SENATE BILL REPORT
EHB 2241



As Reported By Senate Committee On:
Government Operations & Elections, March 28, 2005

Title: An act relating to limited recreational activities, playing fields, and supporting facilities existing before July 1, 2004, on designated recreational lands in jurisdictions planning under RCW 36.70A.040.

Brief Description: Authorizing limited recreational activities, playing fields, and supporting facilities existing before July 1, 2004, on designated recreational lands in jurisdictions planning under RCW 36.70A.040.

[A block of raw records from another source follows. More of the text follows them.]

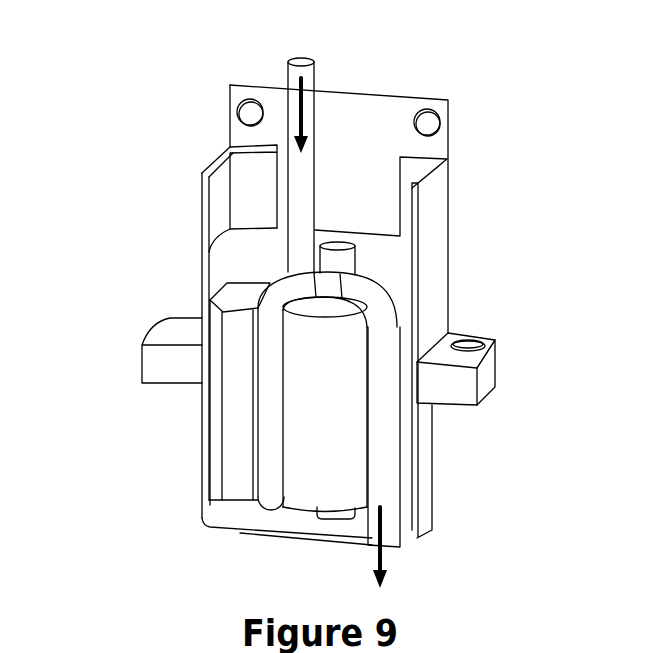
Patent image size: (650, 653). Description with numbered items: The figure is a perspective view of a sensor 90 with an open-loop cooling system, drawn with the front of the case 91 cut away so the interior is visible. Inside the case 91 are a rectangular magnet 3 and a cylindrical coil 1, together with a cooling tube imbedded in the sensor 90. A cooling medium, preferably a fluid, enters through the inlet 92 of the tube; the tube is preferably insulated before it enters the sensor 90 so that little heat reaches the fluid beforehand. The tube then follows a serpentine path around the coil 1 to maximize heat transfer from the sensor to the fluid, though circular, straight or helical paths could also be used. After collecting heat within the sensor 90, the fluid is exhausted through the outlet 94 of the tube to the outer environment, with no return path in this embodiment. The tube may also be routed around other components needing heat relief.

The sensor 90 is at (92, 175).
The inlet 92 is at (320, 80).
The case 91 is at (458, 380).
The coil 1 is at (357, 450).
The magnet 3 is at (236, 452).
The outlet 94 is at (403, 554).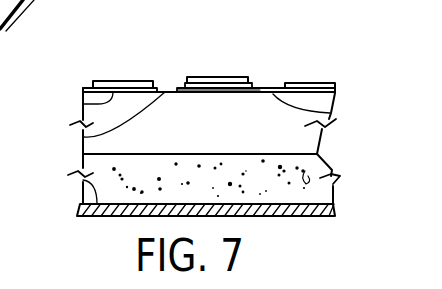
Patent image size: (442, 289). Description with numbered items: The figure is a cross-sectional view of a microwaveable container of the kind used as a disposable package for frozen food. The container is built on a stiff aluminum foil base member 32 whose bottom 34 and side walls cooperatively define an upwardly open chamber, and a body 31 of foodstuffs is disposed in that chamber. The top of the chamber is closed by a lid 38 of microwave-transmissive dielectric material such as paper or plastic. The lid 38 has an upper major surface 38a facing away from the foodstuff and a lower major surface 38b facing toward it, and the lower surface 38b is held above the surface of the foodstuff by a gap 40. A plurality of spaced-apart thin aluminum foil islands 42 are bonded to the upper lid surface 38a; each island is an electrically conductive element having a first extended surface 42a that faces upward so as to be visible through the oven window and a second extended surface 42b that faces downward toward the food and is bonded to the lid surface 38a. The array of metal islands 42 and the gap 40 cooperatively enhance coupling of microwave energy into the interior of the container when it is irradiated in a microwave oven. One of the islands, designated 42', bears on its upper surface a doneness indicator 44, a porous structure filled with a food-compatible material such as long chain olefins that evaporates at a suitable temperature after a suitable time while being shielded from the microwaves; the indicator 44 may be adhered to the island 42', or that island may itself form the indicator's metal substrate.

The body of foodstuffs 31 is at (201, 185).
The foil base member 32 is at (335, 200).
The bottom 34 is at (82, 187).
The lid 38 is at (330, 113).
The upper major surface 38a is at (170, 88).
The lower major surface 38b is at (84, 137).
The gap 40 is at (213, 131).
The metal foil islands 42 is at (204, 63).
The first extended surface 42a is at (152, 88).
The designated metal island 42' is at (218, 65).
The second extended surface 42b is at (83, 100).
The doneness indicator 44 is at (232, 78).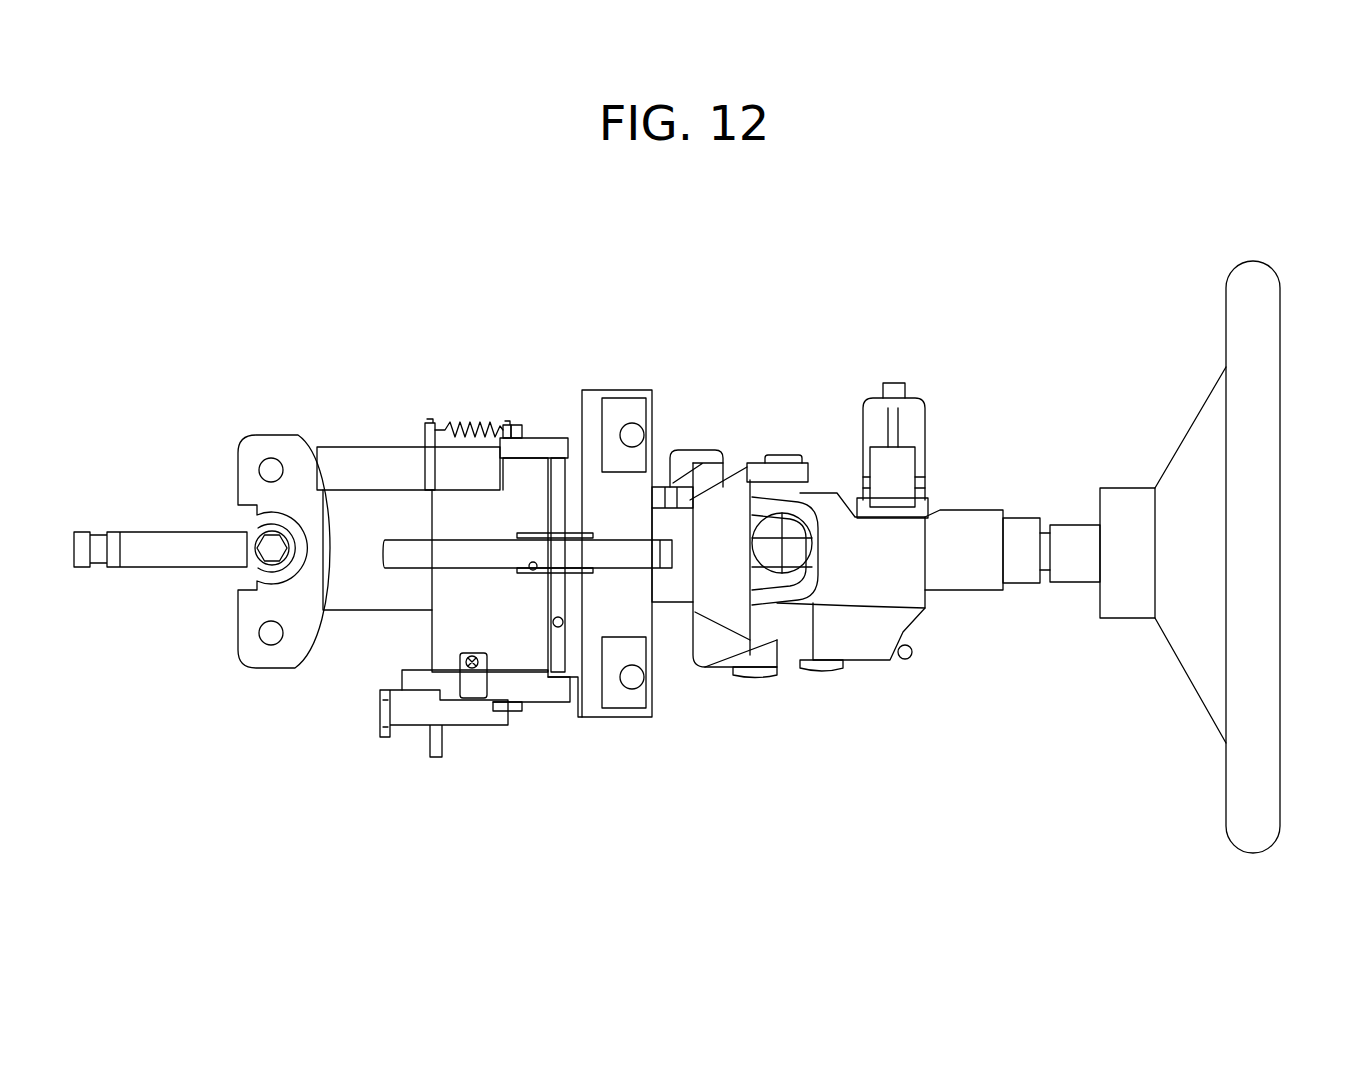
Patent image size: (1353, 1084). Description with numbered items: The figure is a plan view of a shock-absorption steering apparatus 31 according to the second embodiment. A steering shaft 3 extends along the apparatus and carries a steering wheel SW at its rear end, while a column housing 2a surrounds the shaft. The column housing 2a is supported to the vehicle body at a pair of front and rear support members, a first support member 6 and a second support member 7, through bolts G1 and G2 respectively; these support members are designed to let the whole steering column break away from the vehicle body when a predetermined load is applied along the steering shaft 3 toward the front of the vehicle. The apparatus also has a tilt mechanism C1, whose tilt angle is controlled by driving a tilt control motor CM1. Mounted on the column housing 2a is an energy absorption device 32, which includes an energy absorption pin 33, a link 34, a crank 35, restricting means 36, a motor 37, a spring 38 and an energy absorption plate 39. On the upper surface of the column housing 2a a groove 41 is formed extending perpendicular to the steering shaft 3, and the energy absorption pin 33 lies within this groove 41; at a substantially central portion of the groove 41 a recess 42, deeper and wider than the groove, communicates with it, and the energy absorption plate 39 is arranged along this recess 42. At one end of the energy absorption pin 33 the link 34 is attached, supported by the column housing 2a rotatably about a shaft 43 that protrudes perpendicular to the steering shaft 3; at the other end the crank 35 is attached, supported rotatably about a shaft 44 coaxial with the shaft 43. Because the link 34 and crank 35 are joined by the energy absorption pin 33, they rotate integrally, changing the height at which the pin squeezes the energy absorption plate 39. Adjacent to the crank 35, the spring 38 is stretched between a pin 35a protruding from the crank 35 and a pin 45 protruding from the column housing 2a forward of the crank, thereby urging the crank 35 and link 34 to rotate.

The steering shaft 3 is at (160, 536).
The first support member 6 is at (257, 650).
The bolt G1 is at (255, 571).
The energy absorption device 32 is at (484, 336).
The pin 45 is at (425, 440).
The spring 38 is at (458, 423).
The pin 35a is at (503, 428).
The shaft 44 is at (517, 425).
The crank 35 is at (552, 437).
The energy absorption plate 39 is at (452, 543).
The recess 42 is at (531, 571).
The energy absorption pin 33 is at (566, 490).
The groove 41 is at (563, 622).
The column housing 2a is at (588, 397).
The second support member 7 is at (645, 413).
The bolt G2 is at (638, 430).
The restricting means 36 is at (476, 744).
The shaft 43 is at (512, 712).
The link 34 is at (555, 700).
The motor 37 is at (393, 738).
The shock-absorption steering apparatus 31 is at (902, 264).
The tilt mechanism C1 is at (786, 455).
The tilt control motor CM1 is at (912, 398).
The steering wheel SW is at (1253, 261).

Sponsors: Representatives Dunshee, Lovick and O'Brien.

Brief History: Passed House: 3/11/05, 93-0.

Committee Activity: Government Operations & Elections: 3/24/05, 3/28/05 [DP, w/oRec].


SENATE COMMITTEE ON GOVERNMENT OPERATIONS & ELECTIONS

Majority Report: Do pass.Signed by Senators Kastama, Chair; Berkey, Vice Chair; Fairley, Haugen, Kline and Pridemore.

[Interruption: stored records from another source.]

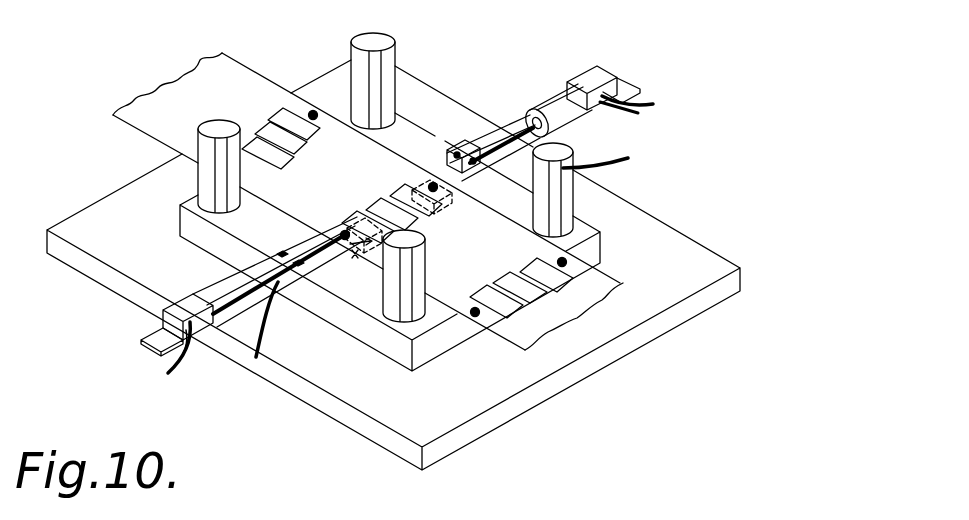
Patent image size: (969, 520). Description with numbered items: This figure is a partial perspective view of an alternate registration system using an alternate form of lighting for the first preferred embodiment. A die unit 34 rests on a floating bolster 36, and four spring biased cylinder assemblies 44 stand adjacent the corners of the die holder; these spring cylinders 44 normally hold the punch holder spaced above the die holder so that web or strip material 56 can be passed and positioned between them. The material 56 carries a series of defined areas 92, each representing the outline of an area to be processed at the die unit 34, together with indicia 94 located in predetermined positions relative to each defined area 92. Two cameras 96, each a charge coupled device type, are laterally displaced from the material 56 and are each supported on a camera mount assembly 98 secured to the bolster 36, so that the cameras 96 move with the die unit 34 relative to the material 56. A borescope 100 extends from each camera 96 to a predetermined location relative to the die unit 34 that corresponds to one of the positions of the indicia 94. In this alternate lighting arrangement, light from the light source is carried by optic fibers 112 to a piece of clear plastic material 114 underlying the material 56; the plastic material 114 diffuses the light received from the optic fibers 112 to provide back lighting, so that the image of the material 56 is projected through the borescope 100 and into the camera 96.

The die unit 34 is at (617, 248).
The floating bolster 36 is at (745, 282).
The spring biased cylinder assemblies 44 is at (383, 65).
The web or strip material 56 is at (612, 289).
The defined areas 92 is at (283, 116).
The indicia 94 is at (313, 111).
The cameras 96 is at (183, 302).
The camera mount assembly 98 is at (162, 341).
The borescope 100 is at (547, 100).
The optic fibers 112 is at (257, 362).
The clear plastic material 114 is at (418, 184).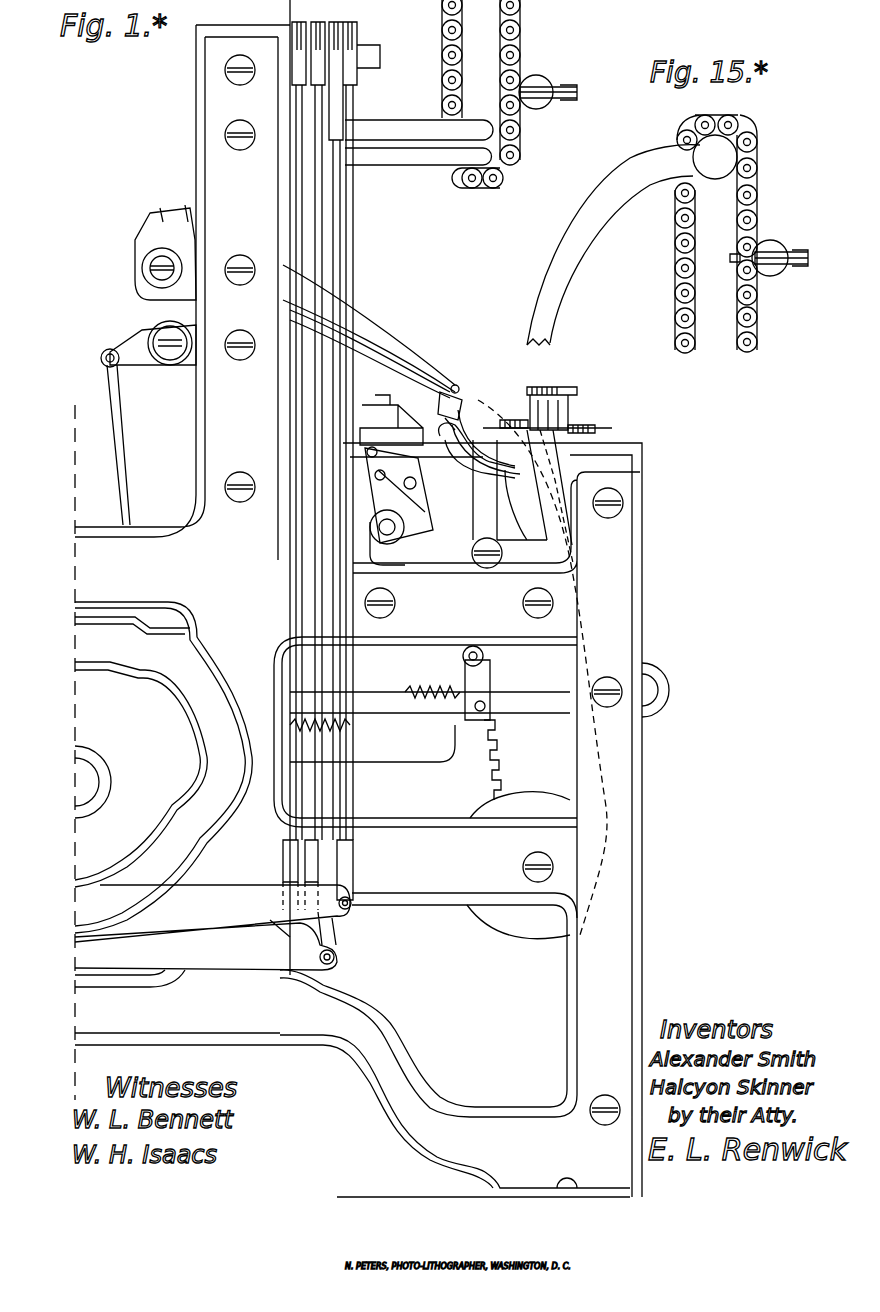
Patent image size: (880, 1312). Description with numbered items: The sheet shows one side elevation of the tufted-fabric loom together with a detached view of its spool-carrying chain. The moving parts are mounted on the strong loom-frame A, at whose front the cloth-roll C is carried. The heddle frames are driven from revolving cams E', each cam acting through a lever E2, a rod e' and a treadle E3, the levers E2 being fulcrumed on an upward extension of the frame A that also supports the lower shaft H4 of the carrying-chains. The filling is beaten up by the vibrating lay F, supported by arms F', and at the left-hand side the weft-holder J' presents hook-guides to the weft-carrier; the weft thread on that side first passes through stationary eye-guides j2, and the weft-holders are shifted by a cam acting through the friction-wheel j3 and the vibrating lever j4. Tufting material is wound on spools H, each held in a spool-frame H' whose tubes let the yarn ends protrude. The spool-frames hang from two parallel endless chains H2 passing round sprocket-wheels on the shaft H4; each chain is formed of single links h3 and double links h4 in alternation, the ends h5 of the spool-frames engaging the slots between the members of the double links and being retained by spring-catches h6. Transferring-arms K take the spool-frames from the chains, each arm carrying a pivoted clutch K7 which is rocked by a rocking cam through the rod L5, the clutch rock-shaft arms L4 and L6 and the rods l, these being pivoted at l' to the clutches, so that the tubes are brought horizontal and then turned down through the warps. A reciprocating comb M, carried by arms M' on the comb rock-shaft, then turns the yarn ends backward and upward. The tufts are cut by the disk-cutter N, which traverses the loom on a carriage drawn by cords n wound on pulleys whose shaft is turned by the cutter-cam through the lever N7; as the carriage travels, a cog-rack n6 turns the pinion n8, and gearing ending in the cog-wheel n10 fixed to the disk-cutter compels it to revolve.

The loom-frame A is at (358, 598).
The cloth-roll C is at (682, 690).
The revolving cam E' is at (163, 767).
The heddle-lever E2 is at (336, 64).
The treadle E3 is at (213, 927).
The rod e' is at (319, 466).
The vibrating lay F is at (396, 469).
The lay arm F' is at (395, 537).
The spool of tufting material H is at (536, 81).
In FIG. 15, the spool of tufting material H is at (759, 245).
The spool-frame H' is at (552, 81).
In FIG. 15, the endless carrying-chain H2 is at (656, 240).
The lower chain shaft H4 is at (445, 142).
The single link h3 is at (522, 14).
In FIG. 15, the single link h3 is at (760, 328).
The double link h4 is at (522, 42).
In FIG. 15, the double link h4 is at (760, 306).
The spool-frame end h5 is at (553, 108).
In FIG. 15, the spool-frame end h5 is at (785, 275).
In FIG. 15, the spring-catch h6 is at (812, 258).
The weft-holder J' is at (482, 457).
The stationary eye-guide j2 is at (407, 455).
The friction-wheel j3 is at (372, 480).
The vibrating lever j4 is at (416, 484).
The transferring-arm K is at (369, 328).
The clutch K7 is at (446, 378).
The clutch rock-shaft arm L4 is at (148, 344).
The rod L5 is at (124, 445).
The clutch rock-shaft arm L6 is at (160, 315).
The rod l is at (370, 354).
The pivot l' is at (439, 343).
The reciprocating comb M is at (477, 457).
The comb arm M' is at (515, 499).
The disk-cutter N is at (620, 415).
The lever N7 is at (430, 792).
The carriage cord n is at (542, 667).
The cog-rack n6 is at (580, 392).
The pinion n8 is at (552, 397).
The cog-wheel n10 is at (550, 418).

Minority Report: That it be referred without recommendation.Signed by Senator Roach, Ranking Minority Member.

Staff: Genevieve Pisarski (786-7488)

Background: The Growth Management Act (GMA) requires all counties to designate and conserve natural resource lands, including agricultural lands of long-term significance for commercial production. In King County v. Central Puget Sound Growth Management Hearings Board, 142 Wn.2d 543 (2000), the state Supreme Court held that once such agricultural lands have been designated and protected in a county comprehensive plan, they may not be re-designated by plan amendment for any other use, including recreational playing fields.

Summary of Bill: Until June 30, 2006, designated agricultural lands may be designated as recreational land by the legislative authority of a qualifying county.

"Recreational land" is defined as land that was designated agricultural land immediately before being designated recreational land. It must have playing fields and supporting facilities existing before July 1, 2004, for sports played on grass playing fields.

To qualify, a county must be subject to the buildable lands provisions of the GMA, have a population of less than 1 million, and have agricultural production with a total market value of more than $125 million.

Counties designating recreational land must do so by resolution and must satisfy specific notification and public participation requirements. The recreational land designation supersedes previous designations and requires an amendment to the comprehensive plan.

To be eligible for designation as recreational land, designated agricultural lands must not be in use for the commercial production of food or other agricultural products, must be registered by the property owner with the county at least 90 days before being designated as recreational land, and must not have been purchased or had property rights or interests in them purchased in full or in part with public funds.

Designated recreational land may be used only for athletic or related activities, playing fields, and supporting facilities for sports played on grass playing fields or for agricultural uses. The designation of recreational land must not affect other agricultural lands and must not preclude return to agricultural uses.

Playing fields and supporting facilities for sports played on grass playing fields must comply with applicable permitting requirements and development regulations. Additionally, the size and capacity of the fields and facilities, irrespective of parcel size, may not exceed the infrastructure capacity of the county.

Until June 30, 2006, a qualifying county may amend its comprehensive plan more frequently than annually to adopt a recreational land designation, but not more frequently than every 18 months.

Playing fields and supporting facilities existing before July 1, 2004, on recreational land designated according to these requirements must be considered in compliance with the GMA.

Appropriation: None.

Fiscal Note: Not requested.

Committee/Commission/Task Force Created: No.

Effective Date: The bill contains an emergency clause and takes effect immediately.

Testimony For: This bill solves a very specific situation and is limited to existing fields in Snohomish County that are facing eviction. It is a compromise to help the kids and their parents. Kids, families, and their communities are benefitting from these fields and pitching in to maintain them; the agricultural lands are not being harmed. Lack of planning by the county is the problem, and the county still needs to provide appropriate, long-term solutions for needed recreational facilities. This will take the pressure off for awhile and allow discussion of reasonable approaches to the problem, such as public-private partnerships, to proceed. Land inside UGAs is just too expensive. The more comprehensive solutions proposed in SB 5933 and SB 5739 are preferable. For example, specifically allowing playing fields in shorelines would provide a low-cost solution that wouldn't affect agricultural land. The county is not mandated to buy land for parks. The creation of a task force should be put back into the bill.

Testimony Against: There was no testimony in opposition.

Who Testified: PRO: Rep. Dunshee, Prime Sponsor; Michael Kilpatrick, Kenji Akazawa, Carol Aichele, North Snohomish Little League; Genesee Atkins, Futurewise; Jeff Sax, Snohomish County Council; Nathan Gordon, Snohomish County Association of Realtors.

Signed in, Unable to Testify & Submitted Written Testimony: PRO: Lincoln Ferry, Northwest Parks Foundation.